Can the inverter replace the PLC in practical applications?
Published time: 2019-07-08
Both variable frequency drives (VFDs) and programmable logic controllers (PLCs) benefit from advances in processor technology and memory capacity. In the case of PLCs, this makes programming easier, components smaller, and able to handle more complex mathematical and logic applications. These same advances have also benefited VFDs, providing better motor control, simplified user interfaces and the ability to perform more complex applications. The ability to have VFDs for embedded pump-specific applications is now replacing PLCs in pumping applications and offers end users many advantages.
The main problem with PLC options is the proprietary nature of PLC programming. Unless the end user has a ladder logic programmer on the staff, the creation of the source code to run the PLC is written by an external company or an independent contractor. This necessity connects the end user to the programmer for initial programming. Additional fees are required for any subsequent revisions, additions or troubleshooting. The programmer may not want to publish the source code because it represents the trade secrets that the programmer uses and owns.
Therefore, while PLCs have advantages such as functionality and input/output (I/O) scalability and the ability to perform complex logic and math functions, there are some drawbacks. These include:
The source code is proprietary to the programmer.
The end user needs to write a detailed specification that the programmer uses to develop the requested PLC functionality. Changes that may have been omitted from the specification require an order change at the end user's cost. End users have limited ability to solve problems that may exist in the PLC code. End users do not always get functional documentation on PLC operation. The programmer can leave the end user without changing or checking the code.
While VFDs may not be able to replace PLCs for some complex pumping applications, in most simple pumping applications and even more complex applications, such as pump multiplexing, VFDs can be used instead of PLCs. Even with a PLC, adding a properly programmed pump VFD can reduce the I/O required by the PLC, reducing hardware and programming costs.
Some of the advantages of VFDs with embedded pump functionality are that the standard programming features listed by the VFD manufacturer are in the ready-to-use documentation. End users can access VFD programming. VFD manufacturers provide programming training courses for end-user employees. End users can make programming changes as needed. VFD manufacturers can provide end-user technical support in a variety of formats, such as knowledgeable sales people, authorized service providers, and telephone technical support. Costs vary by manufacturer, while others provide technical support for free, so ask wisely what types of help are available.
What types of operations can be performed by a VFD with embedded pump function?
Line fill or precharge function to decelerate fill empty lines to prevent water hammer from automatically adjusting life variables when line fill is completed, such as constant pressure, level or flow multiple sensors The input can automatically respond to system changes. For example, the constant pressure system's suction control multi-channel pump can maintain a wide range of demand changes while maintaining efficiency. The pump first detection loss has high action, fault or alarm high, low feedback detection without flow detection or Sleep, automatically restarts the lube oil pump in the lube application as needed, assists in controlling the tank level or low city pressure, or restricts and accumulates multiple set points and more functions depending on the manufacturer
One of the most complex applications of exclusive implementation of PLCs over the past few years has been to multiplex multiple pumps and turn them on and off as demand changes. This is preferred for determining the size of the pump at the expected maximum demand, which can cause the pump to run to the left of the performance curve. This condition will accelerate the wear of the pump and cause the wire to lose water efficiency. In some cases, the end user oversizes the pump in anticipation of future demand, causing the pump to operate in an inefficient mode for extended periods of time. If this increase is not achieved, the result is a waste of capital investment.
A more elegant option is to combine multiple pumps and discharge them into a common manifold. The use of multiplexable VFDs allows end users to purchase pumps that meet current needs and add additional pumps later when additional flow is required. All that is needed is a common manifold that is connected in an additional pump. For more than a decade, this technology has been successfully applied to agricultural and construction booster stations. Even if the maximum demand is known and the actual demand at any point is variable, the maximum demand can be divided by multiple pumps to better match its performance curve.

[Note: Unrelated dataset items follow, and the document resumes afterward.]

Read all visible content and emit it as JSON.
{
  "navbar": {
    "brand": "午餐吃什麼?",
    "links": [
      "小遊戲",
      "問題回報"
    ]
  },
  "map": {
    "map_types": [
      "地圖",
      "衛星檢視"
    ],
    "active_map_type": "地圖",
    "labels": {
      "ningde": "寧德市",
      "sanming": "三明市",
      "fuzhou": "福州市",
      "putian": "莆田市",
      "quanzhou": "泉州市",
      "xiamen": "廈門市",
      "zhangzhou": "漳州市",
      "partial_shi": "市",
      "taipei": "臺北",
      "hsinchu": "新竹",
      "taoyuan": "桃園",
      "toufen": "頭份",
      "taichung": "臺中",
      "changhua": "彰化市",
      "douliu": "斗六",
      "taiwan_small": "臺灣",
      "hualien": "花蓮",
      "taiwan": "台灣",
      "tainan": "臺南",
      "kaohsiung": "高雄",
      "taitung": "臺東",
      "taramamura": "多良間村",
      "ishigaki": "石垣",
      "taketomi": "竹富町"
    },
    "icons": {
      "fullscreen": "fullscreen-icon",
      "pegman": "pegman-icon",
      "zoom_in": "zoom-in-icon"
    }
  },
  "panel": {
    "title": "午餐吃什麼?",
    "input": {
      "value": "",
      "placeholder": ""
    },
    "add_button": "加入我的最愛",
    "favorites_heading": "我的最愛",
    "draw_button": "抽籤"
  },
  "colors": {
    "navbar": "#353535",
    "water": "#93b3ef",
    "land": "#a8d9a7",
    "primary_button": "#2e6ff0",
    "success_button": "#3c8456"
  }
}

Any form of multiplexing provides the user with a variety of options, and losing one pump does not cause the entire system to shut down. If any pump fails, the other pumps are still running, and if the VFD fails, the remaining pumps can be bypassed. Quickly obtaining an alternative VFD is better than getting a replacement PLC programming in a short time.
VFD may not be able to replace PLCs in all applications. However, VFD is now able to replace the advantages of many end users with reduced procurement costs, enhanced setup controls, available technical support, employee training and overall standardization. VFD manufacturers have been working to add functionality, so in the future will be more VFDs with embedded pump-specific firmware.